寒さがますます厳しくなるこの季節。

この時期、お悩みの症状が「冷え」です。
冷えは血液のめぐりが悪くなり、抹消の毛細血管までスムーズに血液が流れない状態の事を言います。手足などの末端に冷えを感じる人もいれば、手足は温かいけれどお腹は冷えているといった隠れ冷え症の人もいるようです。
そのままにしておくと、疲労やだるさ・むくみの他、肩こり・腰痛・関節痛などの症状として現れることも!血流が良くないと代謝が悪くなり、美肌の維持も難しいですよね。

また免疫力が低下すれば今流行りのインフルエンザなどのウィルスにも感染しやすくなってしまいます。
冷え症の改善としては、ゆっくりとお風呂に入ったり、体を冷やさないような服装をしたり・・・といった方法もあります。しかしカイロを貼るだけではなく、食でカラダの中から温める事もできるんですよ!

今回ご紹介するのは「冷え」に耐えうることからその名がつけられたとも言われている【ひえ】です。

ひえ (2)_R

ひえは小粒の雑穀で淡いクリーム色をしています。お米にもうるち米(普段食べているお米)ともち米(餅やおこわに使用するお米)があり、食感が異なりますが、雑穀にもうるち種ともち種があります。

もち種のひえが開発されたという話も耳にしますが、通常販売されているひえのほとんどが「うるち種」と思って良いでしょう。

冷めるとぽろぽろとした食感になるので、好みの分かれる雑穀です。ひえは寒冷地や標高の高いところ、冷たい水がかかる場所でもよく生育します。冷害に強く、安定した生産量を確保することが容易な、とっても優秀な雑穀!

しかし残念なことに社会的な評価が低く、食味の悪い貧しい者の食べる穀物とされることも少なくなかったのです。歴史小説などを読んでいても、「粟や稗、芋しか食べられなかった」と言った文言を良く目にします。余談ですが、先日読んだ「竜馬が行く!」でも、そのような表現がいくつか登場しました。

しかし、白米と比較して食物繊維約8倍、マグネシウム約5倍、鉄分・亜鉛は約2倍、カリウム約3倍・・・ととっても栄養価が高いのです!

白米を食べている武士よりも、農民の方が健康的だった・・・と私は確信しているのですが。また、善玉コレステロールである血中の高密度リポタンパク質(HDL-コレステロール)の値を高める効果があり、脂質代謝改善機能もあると言われていて、メタボが気になる現代人にも嬉しい雑穀です。

食味が悪い・・・といった印象を持ってしまったかもしれませんが、わたしはほっこりしていて大好きな雑穀のひとつ。ごはんに混ぜて炊くとパラパラとした感じになるので、炒飯やピラフなどにオススメです。

水分を多めにして炊くとクリーミーになるので、豆乳や牛乳などと煮込んでクリームソースにも使えます。茹でたものをサラダなどのトッピングにしたり、クスクスに見立てたり・・・可能性は無限大!!
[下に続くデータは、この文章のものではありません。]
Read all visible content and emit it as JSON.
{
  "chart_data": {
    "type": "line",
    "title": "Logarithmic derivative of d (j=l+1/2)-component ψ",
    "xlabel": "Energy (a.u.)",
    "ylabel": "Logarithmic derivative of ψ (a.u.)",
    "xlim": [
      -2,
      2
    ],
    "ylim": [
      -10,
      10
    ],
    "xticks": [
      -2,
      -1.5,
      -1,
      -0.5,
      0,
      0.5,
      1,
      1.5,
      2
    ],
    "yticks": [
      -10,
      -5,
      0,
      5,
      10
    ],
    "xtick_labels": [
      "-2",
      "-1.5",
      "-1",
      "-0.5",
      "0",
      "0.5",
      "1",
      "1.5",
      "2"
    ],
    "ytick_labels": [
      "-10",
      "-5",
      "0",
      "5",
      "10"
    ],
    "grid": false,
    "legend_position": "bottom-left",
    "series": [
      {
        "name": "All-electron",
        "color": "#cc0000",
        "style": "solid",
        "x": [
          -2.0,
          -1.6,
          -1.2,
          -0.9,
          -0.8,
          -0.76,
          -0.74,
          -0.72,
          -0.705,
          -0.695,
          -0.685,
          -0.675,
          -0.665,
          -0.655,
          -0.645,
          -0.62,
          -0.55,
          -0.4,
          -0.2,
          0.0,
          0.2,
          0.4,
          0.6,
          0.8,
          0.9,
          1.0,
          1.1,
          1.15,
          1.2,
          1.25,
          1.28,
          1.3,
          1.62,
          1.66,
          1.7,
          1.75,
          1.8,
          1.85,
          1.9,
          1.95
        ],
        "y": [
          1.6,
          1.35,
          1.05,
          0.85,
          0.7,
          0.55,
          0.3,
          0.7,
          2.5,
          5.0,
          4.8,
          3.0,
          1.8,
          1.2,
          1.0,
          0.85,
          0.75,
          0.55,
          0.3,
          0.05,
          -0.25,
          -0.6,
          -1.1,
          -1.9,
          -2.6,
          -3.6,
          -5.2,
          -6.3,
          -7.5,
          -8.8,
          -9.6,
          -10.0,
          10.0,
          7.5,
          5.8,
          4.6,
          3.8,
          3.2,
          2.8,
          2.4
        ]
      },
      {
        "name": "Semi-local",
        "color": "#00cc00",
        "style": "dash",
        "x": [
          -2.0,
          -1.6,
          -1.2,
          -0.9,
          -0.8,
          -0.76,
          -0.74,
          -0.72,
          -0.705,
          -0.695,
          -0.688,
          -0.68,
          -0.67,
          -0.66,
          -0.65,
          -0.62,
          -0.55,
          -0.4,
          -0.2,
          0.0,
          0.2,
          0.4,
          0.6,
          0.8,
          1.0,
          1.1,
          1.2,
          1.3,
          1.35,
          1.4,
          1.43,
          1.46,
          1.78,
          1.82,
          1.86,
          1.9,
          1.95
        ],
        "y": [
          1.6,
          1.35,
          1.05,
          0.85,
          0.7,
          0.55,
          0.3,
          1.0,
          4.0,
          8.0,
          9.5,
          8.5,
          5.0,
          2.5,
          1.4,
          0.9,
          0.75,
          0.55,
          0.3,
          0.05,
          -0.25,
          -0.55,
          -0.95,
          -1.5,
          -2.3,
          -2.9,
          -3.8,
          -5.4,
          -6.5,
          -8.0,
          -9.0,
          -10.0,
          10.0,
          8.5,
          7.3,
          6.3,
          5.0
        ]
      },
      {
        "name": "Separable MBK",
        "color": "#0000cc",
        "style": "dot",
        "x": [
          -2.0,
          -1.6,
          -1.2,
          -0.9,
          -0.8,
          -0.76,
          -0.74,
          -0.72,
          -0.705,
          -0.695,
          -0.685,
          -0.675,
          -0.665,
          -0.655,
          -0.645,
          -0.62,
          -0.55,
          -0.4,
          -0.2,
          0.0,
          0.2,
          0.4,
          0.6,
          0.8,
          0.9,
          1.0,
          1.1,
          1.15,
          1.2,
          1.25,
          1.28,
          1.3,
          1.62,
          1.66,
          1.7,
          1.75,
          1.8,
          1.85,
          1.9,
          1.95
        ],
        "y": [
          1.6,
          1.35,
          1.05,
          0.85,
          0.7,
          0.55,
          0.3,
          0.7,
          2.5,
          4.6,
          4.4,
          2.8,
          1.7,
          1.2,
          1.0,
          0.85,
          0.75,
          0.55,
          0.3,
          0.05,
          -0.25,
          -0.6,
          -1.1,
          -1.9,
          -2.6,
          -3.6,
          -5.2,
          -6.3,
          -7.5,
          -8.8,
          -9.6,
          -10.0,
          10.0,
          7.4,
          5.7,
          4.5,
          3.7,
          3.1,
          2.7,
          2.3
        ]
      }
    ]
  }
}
今回は、そんなひえを使ったスープのレシピのご紹介です。

【ひえのほっこり とろろスープ】

ひえのほっこり とろろスープ_R

≪材料 2人分≫
ひえ・・・大さじ2
山芋・・・150g
鶏肉・・・80g
ごぼう・・・50g
昆布・・・5㎝角1枚
生姜・・・お好みで
万能ねぎ・・・少々
水・・・2カップ

(A)
薄口醤油・・・大さじ1/2
塩・・・少々

≪作り方≫
①   昆布はキッチンバサミで薄切りにして、鍋に入れた水に浸しておく。鶏肉は小さめに切り、ごぼうは半月切りにして水にさらしておく。生姜はすりおろす。
②   ①の鍋にさっと洗ったひえと鶏肉、ごぼう、生姜を入れて火にかける。あくが出てきたらとる。
③(A)を入れて味を整える。皿に盛り、すりおろしたとろろと刻んだ万能ねぎをトッピングしてできあがり!

冒頭に冷えについてのお話をしましたが、このスープはその改善にも効果的なスープです。

単に雑穀のひえをつかっているからだけではなく、山芋・ごぼう・生姜・・・全てカラダを温める効果のあると言われているお野菜なのです。カラダの中から温めてくれる食材は、生姜や玉ねぎ、ねぎやにんにくなどの香味野菜やレンコンやかぶなどの冬野菜もカラダを温めてくれます。
今は旬のお野菜以外も手に入りますが、夏野菜はカラダを冷やすので食べる際には加熱して食べると良いですね。
ひえの力も借りて、ほっこり温まり、風邪などひかないように冬を乗り切りましょう。